Network API & Adaptive Loading
navigator.connection exposes your effective connection type (2G/3G/4G/wifi), estimated downlink Mbps, and RTT latency estimate in milliseconds. Responsible apps use this to serve lighter assets on slow connections — lower-bitrate audio on 2G, skip video preloading on metered connections. The saveData flag signals the user has enabled data saver mode. Your connection type is shown in your dossier above. This API is in Chrome/Android only — Firefox and Safari intentionally withheld it as a fingerprinting vector.
IntersectionObserver Ping Tracking
Ad measurement requires knowing when an ad enters the user's viewport. The IntersectionObserver API fires a callback when a target element becomes X% visible.

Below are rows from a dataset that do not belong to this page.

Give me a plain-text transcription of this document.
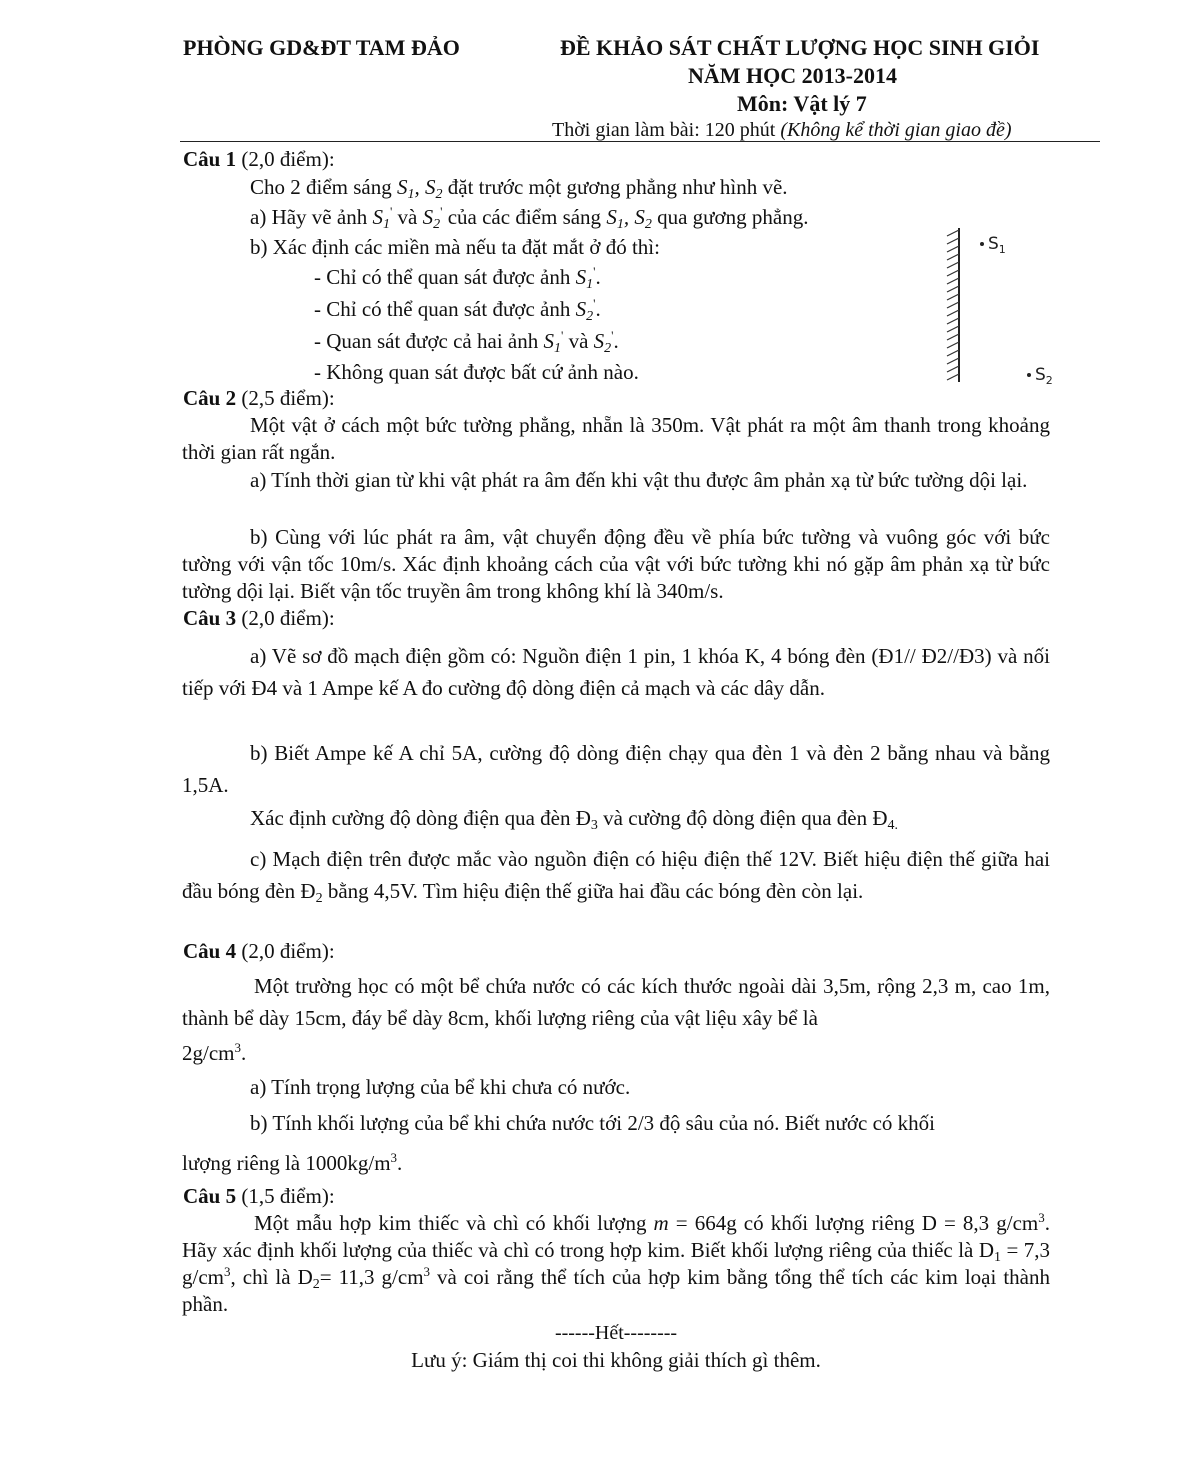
PHÒNG GD&ĐT TAM ĐẢO	ĐỀ KHẢO SÁT CHẤT LƯỢNG HỌC SINH GIỎI
NĂM HỌC 2013-2014
Môn: Vật lý 7
Thời gian làm bài: 120 phút (Không kể thời gian giao đề)
Câu 1 (2,0 điểm):
Cho 2 điểm sáng $S_1$, $S_2$ đặt trước một gương phẳng như hình vẽ.
a) Hãy vẽ ảnh $S_1'$ và $S_2'$ của các điểm sáng $S_1$, $S_2$ qua gương phẳng.
b) Xác định các miền mà nếu ta đặt mắt ở đó thì:
- Chỉ có thể quan sát được ảnh $S_1'$.
- Chỉ có thể quan sát được ảnh $S_2'$.
- Quan sát được cả hai ảnh $S_1'$ và $S_2'$.
- Không quan sát được bất cứ ảnh nào.
$S_1$
$S_2$
Câu 2 (2,5 điểm):
Một vật ở cách một bức tường phẳng, nhẵn là 350m. Vật phát ra một âm thanh trong khoảng thời gian rất ngắn.
a) Tính thời gian từ khi vật phát ra âm đến khi vật thu được âm phản xạ từ bức tường dội lại.
b) Cùng với lúc phát ra âm, vật chuyển động đều về phía bức tường và vuông góc với bức tường với vận tốc 10m/s. Xác định khoảng cách của vật với bức tường khi nó gặp âm phản xạ từ bức tường dội lại. Biết vận tốc truyền âm trong không khí là 340m/s.
Câu 3 (2,0 điểm):
a) Vẽ sơ đồ mạch điện gồm có: Nguồn điện 1 pin, 1 khóa K, 4 bóng đèn (Đ1// Đ2//Đ3) và nối tiếp với Đ4 và 1 Ampe kế A đo cường độ dòng điện cả mạch và các dây dẫn.
b) Biết Ampe kế A chỉ 5A, cường độ dòng điện chạy qua đèn 1 và đèn 2 bằng nhau và bằng 1,5A.
Xác định cường độ dòng điện qua đèn $Đ_3$ và cường độ dòng điện qua đèn $Đ_{4.}$
c) Mạch điện trên được mắc vào nguồn điện có hiệu điện thế 12V. Biết hiệu điện thế giữa hai đầu bóng đèn $Đ_2$ bằng 4,5V. Tìm hiệu điện thế giữa hai đầu các bóng đèn còn lại.
Câu 4 (2,0 điểm):
Một trường học có một bể chứa nước có các kích thước ngoài dài 3,5m, rộng 2,3 m, cao 1m, thành bể dày 15cm, đáy bể dày 8cm, khối lượng riêng của vật liệu xây bể là
$2g/cm^3$.
a) Tính trọng lượng của bể khi chưa có nước.
b) Tính khối lượng của bể khi chứa nước tới 2/3 độ sâu của nó. Biết nước có khối
lượng riêng là $1000kg/m^3$.
Câu 5 (1,5 điểm):
Một mẫu hợp kim thiếc và chì có khối lượng m = 664g có khối lượng riêng D = 8,3 $g/cm^3$. Hãy xác định khối lượng của thiếc và chì có trong hợp kim. Biết khối lượng riêng của thiếc là $D_1 = 7,3$ $g/cm^3$, chì là $D_2= 11,3$ $g/cm^3$ và coi rằng thể tích của hợp kim bằng tổng thể tích các kim loại thành phần.
------Hết--------
Lưu ý: Giám thị coi thi không giải thích gì thêm.
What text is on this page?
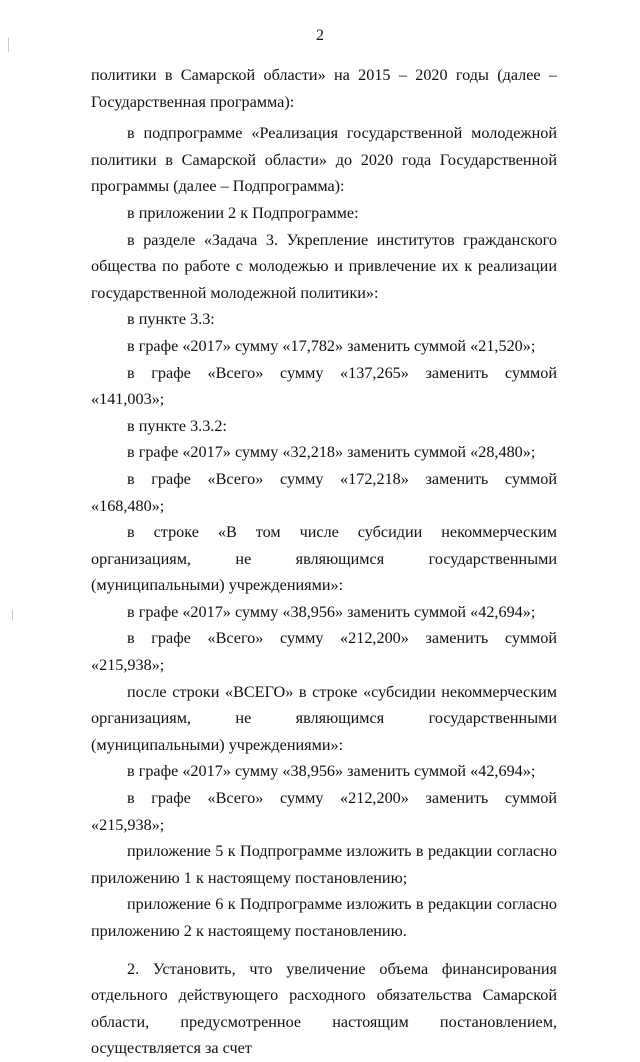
2

политики в Самарской области» на 2015 – 2020 годы (далее – Государственная программа):

в подпрограмме «Реализация государственной молодежной политики в Самарской области» до 2020 года Государственной программы (далее – Подпрограмма):

в приложении 2 к Подпрограмме:

в разделе «Задача 3. Укрепление институтов гражданского общества по работе с молодежью и привлечение их к реализации государственной молодежной политики»:

в пункте 3.3:

в графе «2017» сумму «17,782» заменить суммой «21,520»;

в графе «Всего» сумму «137,265» заменить суммой «141,003»;

в пункте 3.3.2:

в графе «2017» сумму «32,218» заменить суммой «28,480»;

в графе «Всего» сумму «172,218» заменить суммой «168,480»;

в строке «В том числе субсидии некоммерческим организациям, не являющимся государственными (муниципальными) учреждениями»:

в графе «2017» сумму «38,956» заменить суммой «42,694»;

в графе «Всего» сумму «212,200» заменить суммой «215,938»;

после строки «ВСЕГО» в строке «субсидии некоммерческим организациям, не являющимся государственными (муниципальными) учреждениями»:

в графе «2017» сумму «38,956» заменить суммой «42,694»;

в графе «Всего» сумму «212,200» заменить суммой «215,938»;

приложение 5 к Подпрограмме изложить в редакции согласно приложению 1 к настоящему постановлению;

приложение 6 к Подпрограмме изложить в редакции согласно приложению 2 к настоящему постановлению.

2. Установить, что увеличение объема финансирования отдельного действующего расходного обязательства Самарской области, предусмотренное настоящим постановлением, осуществляется за счет
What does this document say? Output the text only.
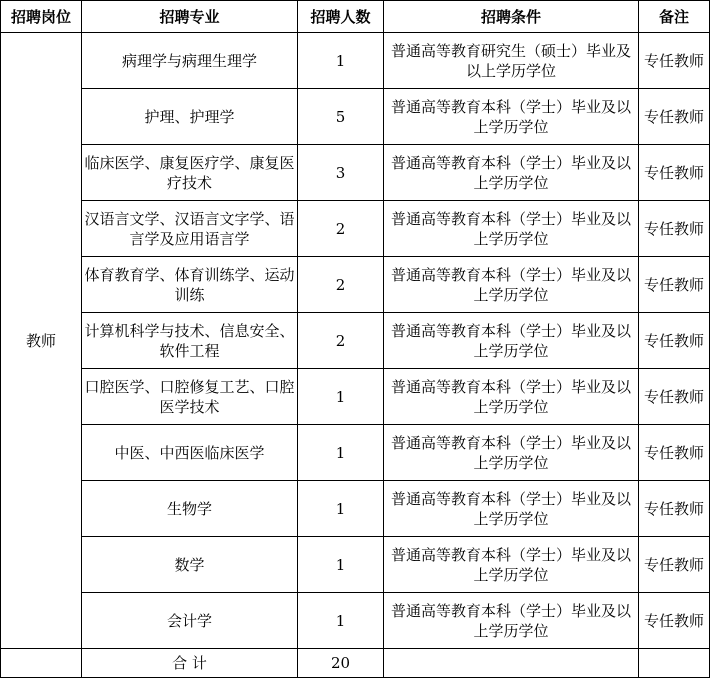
招聘岗位	招聘专业	招聘人数	招聘条件	备注
教师	病理学与病理生理学	1	普通高等教育研究生（硕士）毕业及以上学历学位	专任教师
	护理、护理学	5	普通高等教育本科（学士）毕业及以上学历学位	专任教师
	临床医学、康复医疗学、康复医疗技术	3	普通高等教育本科（学士）毕业及以上学历学位	专任教师
	汉语言文学、汉语言文字学、语言学及应用语言学	2	普通高等教育本科（学士）毕业及以上学历学位	专任教师
	体育教育学、体育训练学、运动训练	2	普通高等教育本科（学士）毕业及以上学历学位	专任教师
	计算机科学与技术、信息安全、软件工程	2	普通高等教育本科（学士）毕业及以上学历学位	专任教师
	口腔医学、口腔修复工艺、口腔医学技术	1	普通高等教育本科（学士）毕业及以上学历学位	专任教师
	中医、中西医临床医学	1	普通高等教育本科（学士）毕业及以上学历学位	专任教师
	生物学	1	普通高等教育本科（学士）毕业及以上学历学位	专任教师
	数学	1	普通高等教育本科（学士）毕业及以上学历学位	专任教师
	会计学	1	普通高等教育本科（学士）毕业及以上学历学位	专任教师
	合 计	20		
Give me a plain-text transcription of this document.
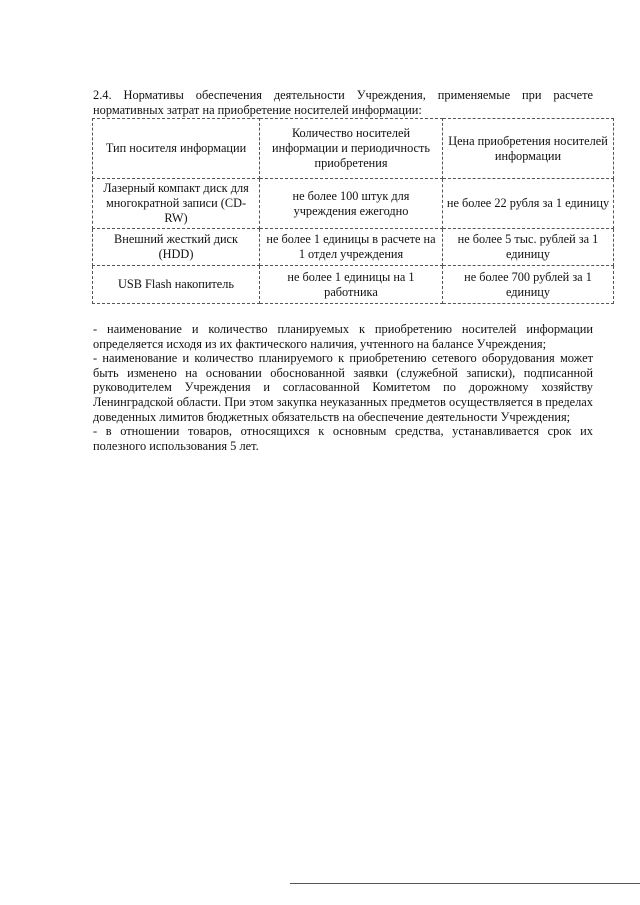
2.4. Нормативы обеспечения деятельности Учреждения, применяемые при расчете нормативных затрат на приобретение носителей информации:

Тип носителя информации	Количество носителей информации и периодичность приобретения	Цена приобретения носителей информации
Лазерный компакт диск для многократной записи (CD-RW)	не более 100 штук для учреждения ежегодно	не более 22 рубля за 1 единицу
Внешний жесткий диск (HDD)	не более 1 единицы в расчете на 1 отдел учреждения	не более 5 тыс. рублей за 1 единицу
USB Flash накопитель	не более 1 единицы на 1 работника	не более 700 рублей за 1 единицу

- наименование и количество планируемых к приобретению носителей информации определяется исходя из их фактического наличия, учтенного на балансе Учреждения;

- наименование и количество планируемого к приобретению сетевого оборудования может быть изменено на основании обоснованной заявки (служебной записки), подписанной руководителем Учреждения и согласованной Комитетом по дорожному хозяйству Ленинградской области. При этом закупка неуказанных предметов осуществляется в пределах доведенных лимитов бюджетных обязательств на обеспечение деятельности Учреждения;

- в отношении товаров, относящихся к основным средства, устанавливается срок их полезного использования 5 лет.
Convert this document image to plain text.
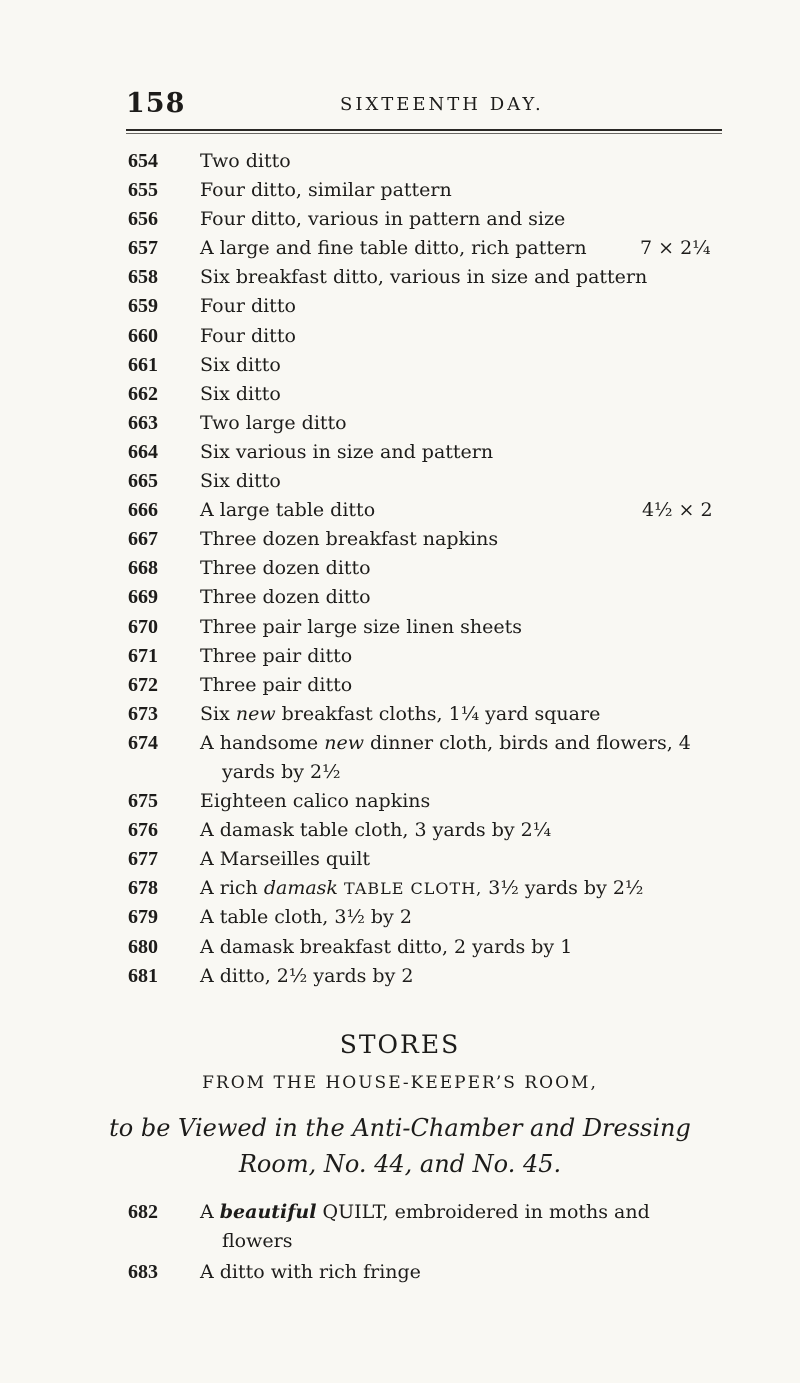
158	SIXTEENTH DAY.
654 Two ditto
655 Four ditto, similar pattern
656 Four ditto, various in pattern and size
657 A large and fine table ditto, rich pattern	7 × 2¼
658 Six breakfast ditto, various in size and pattern
659 Four ditto
660 Four ditto
661 Six ditto
662 Six ditto
663 Two large ditto
664 Six various in size and pattern
665 Six ditto
666 A large table ditto	4½ × 2
667 Three dozen breakfast napkins
668 Three dozen ditto
669 Three dozen ditto
670 Three pair large size linen sheets
671 Three pair ditto
672 Three pair ditto
673 Six new breakfast cloths, 1¼ yard square
674 A handsome new dinner cloth, birds and flowers, 4
yards by 2½
675 Eighteen calico napkins
676 A damask table cloth, 3 yards by 2¼
677 A Marseilles quilt
678 A rich damask TABLE CLOTH, 3½ yards by 2½
679 A table cloth, 3½ by 2
680 A damask breakfast ditto, 2 yards by 1
681 A ditto, 2½ yards by 2
STORES
FROM THE HOUSE-KEEPER’S ROOM,
to be Viewed in the Anti-Chamber and Dressing
Room, No. 44, and No. 45.
682 A beautiful QUILT, embroidered in moths and
flowers
683 A ditto with rich fringe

A 1×1 transparent pixel with an IntersectionObserver sends a beacon to the ad server the moment it enters view — confirming 'viewable impression' under MRC standards (50% of pixels visible for ≥1 second). This is how display ad CPM billing verification works. No JavaScript click handler required — just the element existing in DOM and scrolling into view is enough to generate a billable event.